È quanto emerso da una ricerca dell’Australian National University, diretta dal dottor Robyn Lucas e pubblicata su Neurology.

Stando ai risultati dello studio, sembrerebbe che assumere discrete dosi di vitamina D ed assicurarsi una buona esposizione alla luce solare renda gli individui meno soggetti alla comparsa della sclerosi multipla – malattia che conta nel nostro paese circa 57 mila malati, di cui 700 sotto i 18 anni.

I ricercatori della National University hanno esaminato 611 volontari - 216 affetti da sclerosi multipla (con sintomi iniziali e privi di diagnosi definitiva) di età compresa tra i 18 e i 59 anni e 395 individui sani - indagando sulle loro abitudini, sia alimentari che in relazione al loro stile di vita.

In base alla loro osservazione, la possibilità di ricevere una diagnosi di sclerosi multipla diminuiva per ogni dose (circa 1.000 kilojoule) di luce solare. Uguale risultato per la vitamina D: alti livelli rendevano la malattia meno probabile.

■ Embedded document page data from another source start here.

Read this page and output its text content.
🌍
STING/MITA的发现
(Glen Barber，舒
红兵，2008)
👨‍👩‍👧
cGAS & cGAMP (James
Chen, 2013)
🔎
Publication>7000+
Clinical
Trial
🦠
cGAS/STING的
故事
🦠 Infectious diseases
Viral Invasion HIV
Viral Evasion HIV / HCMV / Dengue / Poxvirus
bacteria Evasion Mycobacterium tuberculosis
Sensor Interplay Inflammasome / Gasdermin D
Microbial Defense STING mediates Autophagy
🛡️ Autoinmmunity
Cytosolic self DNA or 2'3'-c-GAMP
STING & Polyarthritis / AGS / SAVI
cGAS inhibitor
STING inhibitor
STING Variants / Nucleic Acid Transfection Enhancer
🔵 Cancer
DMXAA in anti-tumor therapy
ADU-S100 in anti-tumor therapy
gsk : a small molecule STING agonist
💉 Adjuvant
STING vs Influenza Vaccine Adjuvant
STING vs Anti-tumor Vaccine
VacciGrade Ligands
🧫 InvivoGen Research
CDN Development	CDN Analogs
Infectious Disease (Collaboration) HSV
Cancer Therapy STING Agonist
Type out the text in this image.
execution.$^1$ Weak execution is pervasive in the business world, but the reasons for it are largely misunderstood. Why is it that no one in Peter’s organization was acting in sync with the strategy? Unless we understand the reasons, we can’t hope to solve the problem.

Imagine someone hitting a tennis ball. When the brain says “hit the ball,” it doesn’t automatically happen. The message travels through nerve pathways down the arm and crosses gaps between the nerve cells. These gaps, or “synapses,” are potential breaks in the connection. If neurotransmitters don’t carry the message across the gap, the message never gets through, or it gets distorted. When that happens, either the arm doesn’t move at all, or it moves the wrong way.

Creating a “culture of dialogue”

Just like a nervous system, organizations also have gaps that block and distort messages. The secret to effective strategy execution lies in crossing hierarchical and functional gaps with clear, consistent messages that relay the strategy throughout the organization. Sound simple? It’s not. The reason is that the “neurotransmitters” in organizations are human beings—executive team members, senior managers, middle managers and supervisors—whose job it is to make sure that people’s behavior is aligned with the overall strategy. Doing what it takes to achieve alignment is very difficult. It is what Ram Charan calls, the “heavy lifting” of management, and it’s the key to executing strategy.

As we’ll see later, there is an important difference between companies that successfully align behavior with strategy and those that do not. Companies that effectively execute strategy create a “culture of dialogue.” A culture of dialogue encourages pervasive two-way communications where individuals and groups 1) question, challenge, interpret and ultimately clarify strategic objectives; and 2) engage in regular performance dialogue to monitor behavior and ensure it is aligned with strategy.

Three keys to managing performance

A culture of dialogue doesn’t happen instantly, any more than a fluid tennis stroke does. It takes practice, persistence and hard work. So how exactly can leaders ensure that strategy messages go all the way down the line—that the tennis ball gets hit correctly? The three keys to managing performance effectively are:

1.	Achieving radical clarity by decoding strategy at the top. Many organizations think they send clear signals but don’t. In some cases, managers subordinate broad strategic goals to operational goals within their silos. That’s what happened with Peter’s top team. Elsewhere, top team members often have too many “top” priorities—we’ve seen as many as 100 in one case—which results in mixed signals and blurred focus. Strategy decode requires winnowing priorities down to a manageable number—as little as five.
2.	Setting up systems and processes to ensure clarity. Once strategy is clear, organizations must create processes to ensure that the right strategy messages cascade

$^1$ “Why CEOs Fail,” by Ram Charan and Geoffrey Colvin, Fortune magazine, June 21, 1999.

Uno studio molto importante ma che ha limiti da non sottovalutare, primo fra tutti la dimensione ristretta del campione osservato: eventuali approfondimenti dovranno quindi prendere in considerazione un numero di volontari più ampio.

Senza tralasciare poi le controindicazioni: l’eccessiva esposizione alla luce solare, ad esempio, può provocare tumori della pelle. Per questo è necessaria molta cautela.